All hail the queen of Savile Row

KATHRYN Sargent is the first female master cutter on Savile Row. This is the most senior role at any bespoke suit-maker, the person responsible for meeting the client, sizing them up and making the pattern for their suit. Better yet, Sargent holds it at Gieves and Hawkes, the Row’s biggest operation with its most sizeable international brand, including a show at London Fashion Week.

In short, with her top dog status in the world of top end suit making, she’s a woman among men.
Meeting her, though, in the palatial Gieves shop, one is tempted simply to respond to this fact with: “And what of it?” For Sargent, 35, is not in the least bit phased by being a woman who has made it in a traditionally macho environment. There’s nothing ferocious, steely or anything that smacks of glass ceiling -busting about her. She certainly lacks the fearsomeness of some female chefs. When I ask if she’s ever had any trouble from men in the business, she says: “No, not at all. In fact, I think tailors quite like having a woman telling them what to do. It works well.”

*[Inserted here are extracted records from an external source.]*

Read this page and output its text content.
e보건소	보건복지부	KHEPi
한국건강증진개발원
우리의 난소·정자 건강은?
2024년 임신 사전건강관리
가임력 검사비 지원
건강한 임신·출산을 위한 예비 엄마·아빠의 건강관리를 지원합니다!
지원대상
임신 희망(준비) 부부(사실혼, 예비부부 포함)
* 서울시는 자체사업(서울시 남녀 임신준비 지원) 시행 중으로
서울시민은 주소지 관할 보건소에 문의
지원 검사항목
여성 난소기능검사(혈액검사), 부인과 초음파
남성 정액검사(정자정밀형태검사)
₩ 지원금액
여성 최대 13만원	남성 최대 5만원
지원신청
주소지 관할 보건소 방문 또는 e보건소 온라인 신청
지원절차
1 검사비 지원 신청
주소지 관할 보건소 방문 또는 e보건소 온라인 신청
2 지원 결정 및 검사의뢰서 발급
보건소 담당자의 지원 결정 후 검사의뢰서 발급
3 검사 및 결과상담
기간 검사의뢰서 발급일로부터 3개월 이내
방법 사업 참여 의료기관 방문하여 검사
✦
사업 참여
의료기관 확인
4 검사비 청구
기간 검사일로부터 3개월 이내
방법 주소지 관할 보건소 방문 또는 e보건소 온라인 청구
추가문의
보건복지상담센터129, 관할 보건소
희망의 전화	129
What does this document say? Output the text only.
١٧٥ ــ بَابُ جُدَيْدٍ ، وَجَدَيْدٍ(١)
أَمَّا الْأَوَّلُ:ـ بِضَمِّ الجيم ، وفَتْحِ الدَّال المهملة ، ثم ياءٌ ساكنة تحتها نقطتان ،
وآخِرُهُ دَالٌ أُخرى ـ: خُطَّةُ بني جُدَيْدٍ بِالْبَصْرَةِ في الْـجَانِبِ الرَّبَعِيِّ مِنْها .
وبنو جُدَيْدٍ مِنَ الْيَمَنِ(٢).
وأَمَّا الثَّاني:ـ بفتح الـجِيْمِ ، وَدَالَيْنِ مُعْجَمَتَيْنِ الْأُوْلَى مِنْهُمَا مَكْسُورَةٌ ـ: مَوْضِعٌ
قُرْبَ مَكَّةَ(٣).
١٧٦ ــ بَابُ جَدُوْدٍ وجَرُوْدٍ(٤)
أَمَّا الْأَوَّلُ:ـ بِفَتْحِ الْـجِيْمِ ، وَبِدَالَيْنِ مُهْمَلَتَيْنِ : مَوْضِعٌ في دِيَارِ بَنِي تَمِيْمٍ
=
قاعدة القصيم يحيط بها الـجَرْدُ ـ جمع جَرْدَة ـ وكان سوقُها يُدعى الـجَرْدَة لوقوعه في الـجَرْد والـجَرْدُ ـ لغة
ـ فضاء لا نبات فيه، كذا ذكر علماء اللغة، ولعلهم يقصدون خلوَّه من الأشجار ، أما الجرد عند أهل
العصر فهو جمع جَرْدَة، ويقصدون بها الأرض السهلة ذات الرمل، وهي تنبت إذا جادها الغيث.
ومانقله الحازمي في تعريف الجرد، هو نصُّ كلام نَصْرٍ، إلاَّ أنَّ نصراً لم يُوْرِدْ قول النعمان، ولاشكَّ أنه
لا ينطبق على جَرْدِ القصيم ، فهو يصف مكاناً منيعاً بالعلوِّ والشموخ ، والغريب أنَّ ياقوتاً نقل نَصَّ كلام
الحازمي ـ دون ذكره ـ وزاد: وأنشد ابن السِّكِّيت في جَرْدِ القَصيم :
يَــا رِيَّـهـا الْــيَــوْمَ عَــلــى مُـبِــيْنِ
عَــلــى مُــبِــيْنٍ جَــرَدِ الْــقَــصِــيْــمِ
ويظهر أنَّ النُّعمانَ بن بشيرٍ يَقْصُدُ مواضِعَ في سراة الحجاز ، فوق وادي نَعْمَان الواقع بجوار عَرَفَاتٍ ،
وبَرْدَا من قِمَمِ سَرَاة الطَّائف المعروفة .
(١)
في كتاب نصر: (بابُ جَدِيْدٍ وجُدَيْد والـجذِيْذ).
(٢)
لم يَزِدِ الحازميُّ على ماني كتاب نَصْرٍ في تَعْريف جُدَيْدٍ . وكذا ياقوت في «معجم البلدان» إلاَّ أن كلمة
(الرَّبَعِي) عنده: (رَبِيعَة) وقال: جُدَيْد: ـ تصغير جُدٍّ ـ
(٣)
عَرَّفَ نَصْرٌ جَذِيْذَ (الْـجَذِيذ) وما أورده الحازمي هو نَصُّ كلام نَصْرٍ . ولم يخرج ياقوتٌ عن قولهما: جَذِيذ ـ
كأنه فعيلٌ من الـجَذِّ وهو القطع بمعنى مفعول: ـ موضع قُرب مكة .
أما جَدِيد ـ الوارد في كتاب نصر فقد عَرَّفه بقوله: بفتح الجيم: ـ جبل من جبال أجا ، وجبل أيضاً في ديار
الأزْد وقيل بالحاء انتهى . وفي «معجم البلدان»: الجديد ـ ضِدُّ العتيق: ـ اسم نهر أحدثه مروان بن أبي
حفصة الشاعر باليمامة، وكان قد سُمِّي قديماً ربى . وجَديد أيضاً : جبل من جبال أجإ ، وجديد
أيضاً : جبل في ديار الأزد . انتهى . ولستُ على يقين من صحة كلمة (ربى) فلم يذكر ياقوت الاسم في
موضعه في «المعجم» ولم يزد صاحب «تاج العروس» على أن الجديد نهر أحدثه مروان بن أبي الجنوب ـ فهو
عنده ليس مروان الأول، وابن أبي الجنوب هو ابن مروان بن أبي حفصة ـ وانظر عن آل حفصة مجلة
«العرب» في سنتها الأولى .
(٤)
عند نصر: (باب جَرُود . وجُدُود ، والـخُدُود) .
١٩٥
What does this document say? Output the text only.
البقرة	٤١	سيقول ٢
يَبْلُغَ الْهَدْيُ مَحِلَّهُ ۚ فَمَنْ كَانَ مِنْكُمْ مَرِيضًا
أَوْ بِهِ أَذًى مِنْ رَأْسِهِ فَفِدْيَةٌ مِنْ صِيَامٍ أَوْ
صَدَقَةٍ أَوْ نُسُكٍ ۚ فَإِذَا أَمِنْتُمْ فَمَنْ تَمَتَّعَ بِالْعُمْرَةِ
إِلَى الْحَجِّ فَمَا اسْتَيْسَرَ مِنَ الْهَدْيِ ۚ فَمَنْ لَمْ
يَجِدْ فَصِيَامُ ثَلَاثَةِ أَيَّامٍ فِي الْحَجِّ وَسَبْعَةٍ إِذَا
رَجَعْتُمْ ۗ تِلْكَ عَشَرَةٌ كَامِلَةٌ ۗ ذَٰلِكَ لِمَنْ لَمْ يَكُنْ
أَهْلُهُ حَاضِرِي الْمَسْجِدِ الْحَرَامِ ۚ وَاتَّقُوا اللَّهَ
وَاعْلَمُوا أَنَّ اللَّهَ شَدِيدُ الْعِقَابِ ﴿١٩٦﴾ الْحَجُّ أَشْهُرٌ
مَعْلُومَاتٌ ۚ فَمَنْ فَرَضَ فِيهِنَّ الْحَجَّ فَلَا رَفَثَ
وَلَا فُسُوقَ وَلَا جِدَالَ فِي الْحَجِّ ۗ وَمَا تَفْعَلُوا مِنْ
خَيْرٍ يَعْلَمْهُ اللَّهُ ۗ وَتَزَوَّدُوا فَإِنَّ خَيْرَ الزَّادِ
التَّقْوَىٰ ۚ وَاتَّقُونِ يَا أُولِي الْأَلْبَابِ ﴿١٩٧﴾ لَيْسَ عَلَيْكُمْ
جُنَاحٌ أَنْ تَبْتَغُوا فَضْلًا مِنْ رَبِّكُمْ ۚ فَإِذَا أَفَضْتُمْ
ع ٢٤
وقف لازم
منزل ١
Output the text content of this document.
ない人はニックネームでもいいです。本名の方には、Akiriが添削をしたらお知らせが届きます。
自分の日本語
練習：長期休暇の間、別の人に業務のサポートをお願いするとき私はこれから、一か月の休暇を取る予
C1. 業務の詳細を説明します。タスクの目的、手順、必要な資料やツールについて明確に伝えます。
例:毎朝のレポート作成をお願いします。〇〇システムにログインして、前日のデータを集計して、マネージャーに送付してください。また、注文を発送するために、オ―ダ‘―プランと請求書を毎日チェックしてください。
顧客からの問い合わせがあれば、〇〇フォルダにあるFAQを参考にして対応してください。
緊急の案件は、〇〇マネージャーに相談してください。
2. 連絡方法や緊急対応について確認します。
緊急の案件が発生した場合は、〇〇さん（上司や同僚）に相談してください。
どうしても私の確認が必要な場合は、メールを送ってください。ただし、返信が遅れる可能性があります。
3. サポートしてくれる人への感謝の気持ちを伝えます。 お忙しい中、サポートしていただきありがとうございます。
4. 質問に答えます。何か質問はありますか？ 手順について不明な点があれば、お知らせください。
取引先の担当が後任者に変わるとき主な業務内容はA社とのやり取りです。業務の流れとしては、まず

Sargent is blonde, with very intelligent, large eyes. She winds down after work by strolling around the National Portrait Gallery and claims to never “switch off”. The result isn’t a manic-seeming person, but one that is coolly sharp at all times, fired up by her trade and never without her notebook for jotting down ideas for patterns. Today she’s dressed in one of her own suits and exemplifies City-appropriate elegance – it’s grey with a subtle pattern if you look closely, worn with a white silk shirt with a tie at the neck, black heels and some very chic thick-rimmed glasses bought in Los Angeles.

Though she will happily make them, her passion isn’t women’s suits. “I didn’t want to do womenswear at first,” she says. “But then it was interesting being a woman in this environment, so I started to ask: ‘Could it be done? Could you apply the same techniques to womenswear?’ So I do it, as a quiet service on the side, but this is a menswear firm so that’s my main priority.” There’s not a huge difference in making a woman’s suit – it’s just that the bust requires a few extra measurements. But the options when it comes to single and double breasting and other jacket trimming options are more limited.

Sargent’s interest in bespoke clothing was born out her mother’s frustration at her sartorial options. Her father had his suits tailored in Leeds, where Sargent grew up, but her mother could never find anything that fit properly. “She used to say ‘it’s all well and good to have these fashions, but what’s the point if they don’t fit?’”

Sargent studied art at school, then went to fashion college, thinking she wanted to be a designer. “But the technical side was more interesting to me – the cutting and the textiles. I found this old cutting book from the Tailors Academy and thought it was fascinating and couldn’t believe that the technique and wisdom in it wasn’t being taught. I began to prefer tailoring to designing because bespoke suits are the ultimate in getting the perfect fit – you use the best resources to achieve it: fine cloth and skill. You find people still coming into the shop with suits they got here in the 1970s.”
Her eyes light up as she talks about fabric. “Nearly everything is from this country,” she says of the near 10,000 types of cloth stocked at Gieves and Hawkes, which include Scabal’s diamond-threaded Diamond Chip blend (one of the few non-British cloths) that can send the cost of a suit beyond £1m. “The challenge is always to have finer weaves, and we have some super-light fabric. If you’re a bit of a cloth freak like me,” she adds, “you make sure you get updates twice a year from merchants.”

Sargent fell in love with Gieves and Hawkes during a college visit and applied for an apprenticeship as soon as she finished. That was 14 years ago, and her rise to the top is what she calls “a quick process. Traditionally it would have taken longer but Savile Row had to adapt to a slightly different world.”

Her first job was to fetch coffee and run to and from cleaners. She was also the all-important intermediary between the cutters and the tailors, responsible for supplying all the bits and bobs needed to finish the suit – the correct thread, buttons, lining fabric and so on. “I was interested in what everyone else was doing. I came in on weekends, and used any free time for sewing.”

Now she rules the roost downstairs, where a young man in a waistcoat is cutting a pattern under her direction and a room full of tailors – from elderly ladies stitching the finery on military uniforms to an Italian master trouser sewer – are carrying out her vision.

It is deeply heartening to see such expertise, a world away from mass production, alive and well. And better yet, to know there is demand for it. Sargent points out that there were no redundancies on the Row during the recession and that all the tailors kicked off the year with a full order book. “We get a lot of regulars,” she says. “Once they’ve got a suit on Savile Row, people get addicted.”